Walton then became acquainted with Benjamin Britten, whose diary entry about their first meeting is doubly revealing: “He is charming, but I feel always the school relationship with him—he is so obviously the head prefect of English music, whereas I’m the promising new boy….Perhaps the prefect is already regretting his lost freedom, & newly found authority!” But the “promising new boy” soon proved to be far more prolific than the “head prefect,” and as Walton’s music gradually lost its powerfully personal impetus, Britten began to supplant him as the British composer to whom their contemporaries looked for innovation and stylistic leadership.
Just before the beginning of World War II, Walton wrote a richly lyrical large-scale violin concerto for Jascha Heifetz that was out of his top drawer. It was the last such work he would write for eight years. After the war, he produced a fine string quartet whose 1947 premiere bode well for the future, but he then spent seven years working on an operatic version of Troilus and Cressida whose complete failure demoralized him deeply. “Everyone is queer and I’m just normal,” he told Michael Tippett, an up-and-coming composer friend of Britten’s who was himself openly gay. On another occasion he told Tippett that “I have heard that Britten may be appointed director of the [Covent Garden] opera house. There are enough buggers in the place already, it’s time it is stopped.”
Walton’s life took an unexpected turn when, in 1948, he met and married a much younger Argentinian woman, moved to an Italian island to become a tax exile, and devoted himself to serious composition for the rest of his life. While few of the works he produced after 1948 were comparable in quality to his prewar creations, he was still capable of producing wonders, as he did in 1963 with the Variations on a Theme by Hindemith—which he composed for George Szell, his great American advocate. Like his Second Symphony (1960), also taken up by Szell, it is a work of miraculous poise and lucidity, the high-water mark of his postwar career.
Walton’s lifelong insecurity, rooted in his self-consciousness about his lower-middle-class status, grew greater as he grew older, with younger critics dismissing even his great works of the ’30s as old-fashioned—the cruelest blow of all. As he said late in life, echoing their unwarranted denigration, “I don’t say that the works are disappointing, but I could have done better if I’d thought about it.” But while his catalogue was smaller in size and more uneven than that of Britten, it is no small thing to have written a half-dozen or so large-scale works of the highest possible quality, and it is not hard to imagine a younger conductor, here or in England, taking up his cause with the requisite enthusiasm.
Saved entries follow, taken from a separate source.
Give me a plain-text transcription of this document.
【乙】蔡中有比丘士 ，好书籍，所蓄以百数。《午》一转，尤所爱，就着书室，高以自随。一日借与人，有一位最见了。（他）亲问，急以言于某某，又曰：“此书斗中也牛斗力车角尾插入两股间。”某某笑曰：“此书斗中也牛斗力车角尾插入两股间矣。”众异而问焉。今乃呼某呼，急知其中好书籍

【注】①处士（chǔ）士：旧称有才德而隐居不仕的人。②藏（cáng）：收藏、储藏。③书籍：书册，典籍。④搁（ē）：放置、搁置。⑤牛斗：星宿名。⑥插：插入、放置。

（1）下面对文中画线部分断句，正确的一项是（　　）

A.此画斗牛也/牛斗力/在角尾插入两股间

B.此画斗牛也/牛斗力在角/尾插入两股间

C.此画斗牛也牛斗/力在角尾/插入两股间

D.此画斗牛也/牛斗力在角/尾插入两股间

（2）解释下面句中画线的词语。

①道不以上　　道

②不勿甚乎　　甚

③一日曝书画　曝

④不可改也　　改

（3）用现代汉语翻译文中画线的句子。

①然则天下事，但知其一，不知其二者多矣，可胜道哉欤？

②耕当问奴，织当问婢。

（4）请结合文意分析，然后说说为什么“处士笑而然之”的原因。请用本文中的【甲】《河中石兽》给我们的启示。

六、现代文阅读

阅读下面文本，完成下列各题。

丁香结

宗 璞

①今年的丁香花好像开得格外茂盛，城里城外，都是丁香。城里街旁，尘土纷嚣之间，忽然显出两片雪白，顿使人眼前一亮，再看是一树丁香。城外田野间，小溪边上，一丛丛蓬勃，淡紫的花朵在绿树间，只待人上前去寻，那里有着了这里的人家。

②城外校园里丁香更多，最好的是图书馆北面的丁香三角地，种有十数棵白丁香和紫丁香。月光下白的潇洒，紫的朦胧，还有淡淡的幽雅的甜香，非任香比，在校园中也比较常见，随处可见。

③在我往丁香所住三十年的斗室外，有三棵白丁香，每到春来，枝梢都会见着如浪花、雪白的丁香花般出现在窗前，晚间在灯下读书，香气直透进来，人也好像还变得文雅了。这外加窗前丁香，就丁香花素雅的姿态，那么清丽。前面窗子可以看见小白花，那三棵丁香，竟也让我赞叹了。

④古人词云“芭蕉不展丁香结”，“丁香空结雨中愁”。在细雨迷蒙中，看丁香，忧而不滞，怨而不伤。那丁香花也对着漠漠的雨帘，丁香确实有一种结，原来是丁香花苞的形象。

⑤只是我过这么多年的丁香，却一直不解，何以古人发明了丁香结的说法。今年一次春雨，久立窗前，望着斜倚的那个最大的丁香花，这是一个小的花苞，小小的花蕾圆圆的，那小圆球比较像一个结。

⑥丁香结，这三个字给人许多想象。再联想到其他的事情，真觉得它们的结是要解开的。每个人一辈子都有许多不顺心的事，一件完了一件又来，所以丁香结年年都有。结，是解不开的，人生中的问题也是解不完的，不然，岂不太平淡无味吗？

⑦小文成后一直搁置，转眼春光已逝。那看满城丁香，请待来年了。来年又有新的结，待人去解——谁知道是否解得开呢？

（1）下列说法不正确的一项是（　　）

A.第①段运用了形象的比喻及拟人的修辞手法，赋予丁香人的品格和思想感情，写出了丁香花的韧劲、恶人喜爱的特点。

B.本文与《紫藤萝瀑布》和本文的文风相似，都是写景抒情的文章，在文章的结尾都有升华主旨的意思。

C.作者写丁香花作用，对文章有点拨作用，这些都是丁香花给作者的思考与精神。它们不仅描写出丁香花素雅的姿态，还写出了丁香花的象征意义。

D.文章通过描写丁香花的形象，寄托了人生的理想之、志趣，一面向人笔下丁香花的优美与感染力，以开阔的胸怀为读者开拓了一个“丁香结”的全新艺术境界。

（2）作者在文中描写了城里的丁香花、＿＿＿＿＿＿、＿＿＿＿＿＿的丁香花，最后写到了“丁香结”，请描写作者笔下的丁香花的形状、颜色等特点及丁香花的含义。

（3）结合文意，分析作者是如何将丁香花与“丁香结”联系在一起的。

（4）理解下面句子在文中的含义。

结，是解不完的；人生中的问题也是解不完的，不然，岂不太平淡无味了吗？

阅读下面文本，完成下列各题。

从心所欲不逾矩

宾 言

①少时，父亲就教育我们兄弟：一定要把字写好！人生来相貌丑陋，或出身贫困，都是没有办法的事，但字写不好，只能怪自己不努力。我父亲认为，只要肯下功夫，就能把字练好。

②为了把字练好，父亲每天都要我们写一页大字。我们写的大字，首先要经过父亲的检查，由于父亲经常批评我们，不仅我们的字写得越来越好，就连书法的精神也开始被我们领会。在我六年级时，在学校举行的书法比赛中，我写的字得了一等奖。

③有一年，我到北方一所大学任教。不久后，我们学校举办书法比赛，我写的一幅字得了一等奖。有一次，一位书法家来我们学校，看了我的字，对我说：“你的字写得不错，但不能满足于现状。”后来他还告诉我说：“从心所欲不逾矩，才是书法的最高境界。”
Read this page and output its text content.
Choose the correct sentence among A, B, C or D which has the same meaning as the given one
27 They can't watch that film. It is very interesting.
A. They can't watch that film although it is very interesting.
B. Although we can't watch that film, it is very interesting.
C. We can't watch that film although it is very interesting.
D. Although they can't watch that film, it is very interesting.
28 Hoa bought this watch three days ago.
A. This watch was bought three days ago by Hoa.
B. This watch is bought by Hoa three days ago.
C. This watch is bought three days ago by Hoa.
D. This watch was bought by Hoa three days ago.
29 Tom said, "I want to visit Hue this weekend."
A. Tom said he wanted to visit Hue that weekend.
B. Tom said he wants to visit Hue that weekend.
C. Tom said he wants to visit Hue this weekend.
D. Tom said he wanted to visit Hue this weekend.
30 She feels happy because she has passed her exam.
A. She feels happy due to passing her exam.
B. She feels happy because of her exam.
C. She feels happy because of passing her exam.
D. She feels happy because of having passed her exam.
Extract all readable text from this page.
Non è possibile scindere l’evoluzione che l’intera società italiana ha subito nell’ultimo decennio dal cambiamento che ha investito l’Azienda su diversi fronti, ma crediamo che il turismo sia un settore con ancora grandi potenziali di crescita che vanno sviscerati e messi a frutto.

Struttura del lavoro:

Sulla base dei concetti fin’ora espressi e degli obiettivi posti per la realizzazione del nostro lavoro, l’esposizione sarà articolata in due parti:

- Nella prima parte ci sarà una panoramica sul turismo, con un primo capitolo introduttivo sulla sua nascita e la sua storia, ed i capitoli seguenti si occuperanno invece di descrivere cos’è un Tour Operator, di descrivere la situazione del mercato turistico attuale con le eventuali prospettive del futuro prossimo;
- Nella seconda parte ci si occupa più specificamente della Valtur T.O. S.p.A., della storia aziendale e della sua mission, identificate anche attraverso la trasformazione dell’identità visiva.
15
The First Symphony, above all, is a work of colossal force, one that has always belonged in the international repertoire, and this symphony as well as its companion pieces of the ’30s deserve to be known as masterpieces whose accessibility is a mark not of their superficiality but their distinction. They may not sound all that English, but they sound like no one else—Britten least of all—and their time will come.